$3.5 billion reverse mortgage market a wasted opportunity

by AB17 Sep 2013

The reverse mortgage market isn’t living up to its full potential and risks becoming a missed opportunity, according to Deloitte’s 11th annual study of the sector, released today.

While the $3.5 billion market has clocked up more than 7% growth since 2012, the Deloitte report claims that, with the ‘tailwinds’ of the baby boomers retiring and an increasing focus on post-retirement funding, the opportunities in the equity release market are in danger of being missed by banks and other financial services organisations.

As of 31 December, 2012, more than 42,000 senior Australian households had a reverse mortgage with total balances of $3.5 billion and James Hickey, the Deloitte financial services partner who led the study, says there’s obvious potential for even greater growth.

“The size of the senior Australian population is set to increase by more than 50% in the next decade. For many of these senior Australians, their house will remain their primary asset in retirement,” says Hickey.

“For banks seeking to grow their share of the lending market and remain relevant to their customers as they move into retirement, products that help this constituency access the wealth tied up in their homes, such as reverse mortgages, are worthy of serious consideration.”

However, he says the opportunity goes further than just the banks.

“Equity release products should be on the radar of any financial services organisation with ageing members, including the large industry superannuation funds.”

Hickey adds that, contrary to popular perceptions, the financial services industry is seeing significant interest in the product from ‘active’ retirees aged in their 60s and early 70s.

“These are senior Australians who want to travel and renovate their homes, as well as settle their debts and enjoy their new found freedom without having to significantly tap into their superannuation, or downsize their homes.”

Currently, there are less than five active lenders offering the product – having reduced from more than 15 prior to the GFC.

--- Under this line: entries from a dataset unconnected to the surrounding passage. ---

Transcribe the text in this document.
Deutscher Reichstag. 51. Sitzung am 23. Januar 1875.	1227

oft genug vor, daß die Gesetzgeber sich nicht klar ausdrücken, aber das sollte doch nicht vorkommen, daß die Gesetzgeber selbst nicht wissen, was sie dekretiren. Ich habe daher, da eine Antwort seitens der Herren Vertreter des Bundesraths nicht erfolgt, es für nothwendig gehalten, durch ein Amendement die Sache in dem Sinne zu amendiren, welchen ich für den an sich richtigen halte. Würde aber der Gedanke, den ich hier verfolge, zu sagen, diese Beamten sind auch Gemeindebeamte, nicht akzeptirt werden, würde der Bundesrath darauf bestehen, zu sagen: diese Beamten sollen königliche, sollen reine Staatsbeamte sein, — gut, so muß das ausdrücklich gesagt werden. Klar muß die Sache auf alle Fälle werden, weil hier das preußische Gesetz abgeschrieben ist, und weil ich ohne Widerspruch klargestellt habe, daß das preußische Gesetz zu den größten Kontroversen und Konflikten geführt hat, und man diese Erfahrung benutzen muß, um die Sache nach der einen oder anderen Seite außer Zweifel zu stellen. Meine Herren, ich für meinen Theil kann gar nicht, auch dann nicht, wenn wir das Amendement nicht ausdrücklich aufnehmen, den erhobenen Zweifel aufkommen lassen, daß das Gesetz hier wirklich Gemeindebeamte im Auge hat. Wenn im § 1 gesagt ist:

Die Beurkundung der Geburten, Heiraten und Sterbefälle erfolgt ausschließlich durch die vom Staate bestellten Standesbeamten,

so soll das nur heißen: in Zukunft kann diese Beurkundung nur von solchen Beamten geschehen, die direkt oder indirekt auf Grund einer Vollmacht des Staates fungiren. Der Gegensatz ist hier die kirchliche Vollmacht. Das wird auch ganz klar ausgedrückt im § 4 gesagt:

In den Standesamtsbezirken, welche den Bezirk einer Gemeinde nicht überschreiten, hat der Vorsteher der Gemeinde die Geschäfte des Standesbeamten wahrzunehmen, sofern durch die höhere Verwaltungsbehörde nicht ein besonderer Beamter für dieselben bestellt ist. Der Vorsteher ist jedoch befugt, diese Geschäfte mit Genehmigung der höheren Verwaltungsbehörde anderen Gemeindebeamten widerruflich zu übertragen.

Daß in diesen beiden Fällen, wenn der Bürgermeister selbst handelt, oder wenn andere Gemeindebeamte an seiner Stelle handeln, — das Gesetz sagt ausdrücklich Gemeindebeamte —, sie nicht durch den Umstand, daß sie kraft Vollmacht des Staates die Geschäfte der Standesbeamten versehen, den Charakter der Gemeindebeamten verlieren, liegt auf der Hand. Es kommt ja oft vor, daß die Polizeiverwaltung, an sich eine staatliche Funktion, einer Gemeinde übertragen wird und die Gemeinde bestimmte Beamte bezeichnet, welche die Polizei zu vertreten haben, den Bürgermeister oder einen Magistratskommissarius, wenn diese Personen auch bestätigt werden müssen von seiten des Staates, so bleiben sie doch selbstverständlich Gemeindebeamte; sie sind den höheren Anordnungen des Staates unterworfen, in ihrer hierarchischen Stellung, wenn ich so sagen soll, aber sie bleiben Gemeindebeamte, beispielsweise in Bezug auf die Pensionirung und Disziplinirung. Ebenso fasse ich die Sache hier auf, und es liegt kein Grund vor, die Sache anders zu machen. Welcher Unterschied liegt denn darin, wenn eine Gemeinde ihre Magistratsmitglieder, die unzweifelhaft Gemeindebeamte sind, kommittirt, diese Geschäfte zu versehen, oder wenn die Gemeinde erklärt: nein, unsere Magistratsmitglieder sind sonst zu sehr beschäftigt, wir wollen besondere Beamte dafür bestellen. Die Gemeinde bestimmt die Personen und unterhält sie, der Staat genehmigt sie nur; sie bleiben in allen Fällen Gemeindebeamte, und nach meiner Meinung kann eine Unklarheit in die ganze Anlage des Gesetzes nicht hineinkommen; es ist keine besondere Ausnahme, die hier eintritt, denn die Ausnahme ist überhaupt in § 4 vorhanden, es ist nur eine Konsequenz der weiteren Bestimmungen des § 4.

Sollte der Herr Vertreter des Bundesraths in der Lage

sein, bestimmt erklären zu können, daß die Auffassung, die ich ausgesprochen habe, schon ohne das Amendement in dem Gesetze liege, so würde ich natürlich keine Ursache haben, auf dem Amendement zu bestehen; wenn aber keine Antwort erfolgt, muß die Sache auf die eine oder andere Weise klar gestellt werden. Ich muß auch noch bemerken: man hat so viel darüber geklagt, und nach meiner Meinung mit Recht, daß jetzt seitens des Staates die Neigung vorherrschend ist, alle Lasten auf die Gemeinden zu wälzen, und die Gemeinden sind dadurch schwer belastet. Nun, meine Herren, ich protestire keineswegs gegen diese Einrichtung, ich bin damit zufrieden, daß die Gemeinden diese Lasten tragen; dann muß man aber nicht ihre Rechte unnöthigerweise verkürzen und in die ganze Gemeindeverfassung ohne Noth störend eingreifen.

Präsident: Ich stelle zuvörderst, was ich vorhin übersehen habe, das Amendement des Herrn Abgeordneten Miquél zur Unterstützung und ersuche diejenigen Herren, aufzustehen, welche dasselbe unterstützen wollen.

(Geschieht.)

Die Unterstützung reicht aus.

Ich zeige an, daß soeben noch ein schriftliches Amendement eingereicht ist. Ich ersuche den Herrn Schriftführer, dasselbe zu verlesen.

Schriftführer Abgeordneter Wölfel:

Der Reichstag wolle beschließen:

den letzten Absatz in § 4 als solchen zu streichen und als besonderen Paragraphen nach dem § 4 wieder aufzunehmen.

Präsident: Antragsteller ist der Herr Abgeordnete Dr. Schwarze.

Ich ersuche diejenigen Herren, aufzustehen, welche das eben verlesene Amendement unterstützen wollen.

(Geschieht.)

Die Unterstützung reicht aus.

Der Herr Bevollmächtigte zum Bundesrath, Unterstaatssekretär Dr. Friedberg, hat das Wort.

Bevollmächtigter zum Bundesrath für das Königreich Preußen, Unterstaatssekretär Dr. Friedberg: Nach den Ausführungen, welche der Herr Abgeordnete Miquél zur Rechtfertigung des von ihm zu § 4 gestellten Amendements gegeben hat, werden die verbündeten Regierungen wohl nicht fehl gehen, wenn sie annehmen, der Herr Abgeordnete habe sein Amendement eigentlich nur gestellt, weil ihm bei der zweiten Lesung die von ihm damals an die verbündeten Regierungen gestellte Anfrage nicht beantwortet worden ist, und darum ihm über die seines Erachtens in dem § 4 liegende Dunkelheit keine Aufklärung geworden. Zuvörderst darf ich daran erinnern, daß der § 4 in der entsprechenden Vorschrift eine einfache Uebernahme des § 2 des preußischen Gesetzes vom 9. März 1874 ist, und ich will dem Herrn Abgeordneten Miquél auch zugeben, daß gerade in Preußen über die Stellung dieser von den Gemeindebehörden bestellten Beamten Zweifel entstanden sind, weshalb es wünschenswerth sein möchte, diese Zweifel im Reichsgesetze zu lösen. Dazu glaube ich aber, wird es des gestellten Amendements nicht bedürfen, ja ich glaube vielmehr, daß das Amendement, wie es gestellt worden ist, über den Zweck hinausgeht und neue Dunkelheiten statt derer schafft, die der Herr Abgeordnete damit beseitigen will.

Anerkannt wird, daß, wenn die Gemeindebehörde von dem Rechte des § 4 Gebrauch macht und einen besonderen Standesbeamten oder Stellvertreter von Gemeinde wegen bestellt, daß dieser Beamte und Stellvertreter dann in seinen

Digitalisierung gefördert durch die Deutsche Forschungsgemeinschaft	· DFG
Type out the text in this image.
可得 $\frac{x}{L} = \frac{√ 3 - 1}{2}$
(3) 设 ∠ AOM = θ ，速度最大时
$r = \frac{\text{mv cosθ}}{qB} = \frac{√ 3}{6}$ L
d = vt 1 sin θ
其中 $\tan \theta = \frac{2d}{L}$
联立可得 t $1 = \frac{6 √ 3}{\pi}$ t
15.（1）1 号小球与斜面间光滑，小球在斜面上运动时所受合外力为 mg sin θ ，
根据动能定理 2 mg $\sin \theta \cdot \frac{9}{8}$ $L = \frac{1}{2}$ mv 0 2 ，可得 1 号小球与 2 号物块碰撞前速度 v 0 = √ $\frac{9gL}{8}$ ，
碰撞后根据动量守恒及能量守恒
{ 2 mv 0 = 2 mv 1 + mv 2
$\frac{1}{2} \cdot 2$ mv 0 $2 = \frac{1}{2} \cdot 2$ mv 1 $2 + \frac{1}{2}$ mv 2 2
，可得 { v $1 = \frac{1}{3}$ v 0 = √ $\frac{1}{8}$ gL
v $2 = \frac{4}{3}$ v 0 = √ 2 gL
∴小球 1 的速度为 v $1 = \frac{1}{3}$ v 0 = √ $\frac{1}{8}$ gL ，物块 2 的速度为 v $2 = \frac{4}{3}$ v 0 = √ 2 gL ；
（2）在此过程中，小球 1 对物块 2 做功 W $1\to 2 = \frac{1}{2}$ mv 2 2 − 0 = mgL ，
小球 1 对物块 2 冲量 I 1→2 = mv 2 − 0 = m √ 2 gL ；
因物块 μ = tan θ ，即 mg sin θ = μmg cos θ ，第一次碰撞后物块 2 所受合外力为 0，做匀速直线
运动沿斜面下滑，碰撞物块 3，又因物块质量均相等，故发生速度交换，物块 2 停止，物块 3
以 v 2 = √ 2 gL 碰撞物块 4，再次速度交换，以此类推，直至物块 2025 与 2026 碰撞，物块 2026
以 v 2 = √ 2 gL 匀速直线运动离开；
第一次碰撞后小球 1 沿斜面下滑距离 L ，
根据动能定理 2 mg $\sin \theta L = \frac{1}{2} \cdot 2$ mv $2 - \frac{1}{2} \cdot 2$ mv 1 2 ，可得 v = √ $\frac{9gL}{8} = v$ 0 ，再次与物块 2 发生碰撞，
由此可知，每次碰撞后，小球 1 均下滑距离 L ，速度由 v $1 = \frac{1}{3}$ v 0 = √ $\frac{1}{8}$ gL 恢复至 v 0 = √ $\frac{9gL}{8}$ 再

Hickey says the primary reason for the reduction in lenders was not the lack of demand by senior Australians, but the inability of many of the former non-bank, second tier banks, and credit unions lenders that previously focused on equity release products, to find available funding supply.

He says Deloitte believes that for those lenders with access to funding - that are seeking long term returns - a reverse mortgage product can be an economically attractive investment.


  • by Frank 17/09/2013 9:29:56 AM

    Easy for James Hickey to do a study but piratically reverse mortgages are a compliance nightmare and frankly this is one market I will not touch. I see lawyers swimming around brokers in the future on this one.

  • by Pass 17/09/2013 9:30:45 AM

    I'm happy to pass on it. Too risky to write this type of lending in my opinion. The Broker will always be wrong under the new legislation, if anyone changes their minds etc years down the track etc.. Easier to just turn the business away.

  • by JB 17/09/2013 10:00:08 AM

    Done a few in the past & clients were all happy & grateful with their shiny new $ 45k reverse mortgages. However, when you look at the compliance, low loan sizes & paltry commission payable, hassle factor in managing them to approval, media negativity and uninformed comment from the legal fraternity, you'd come to the conclusion that it is not a viable business for a broker to be involved in.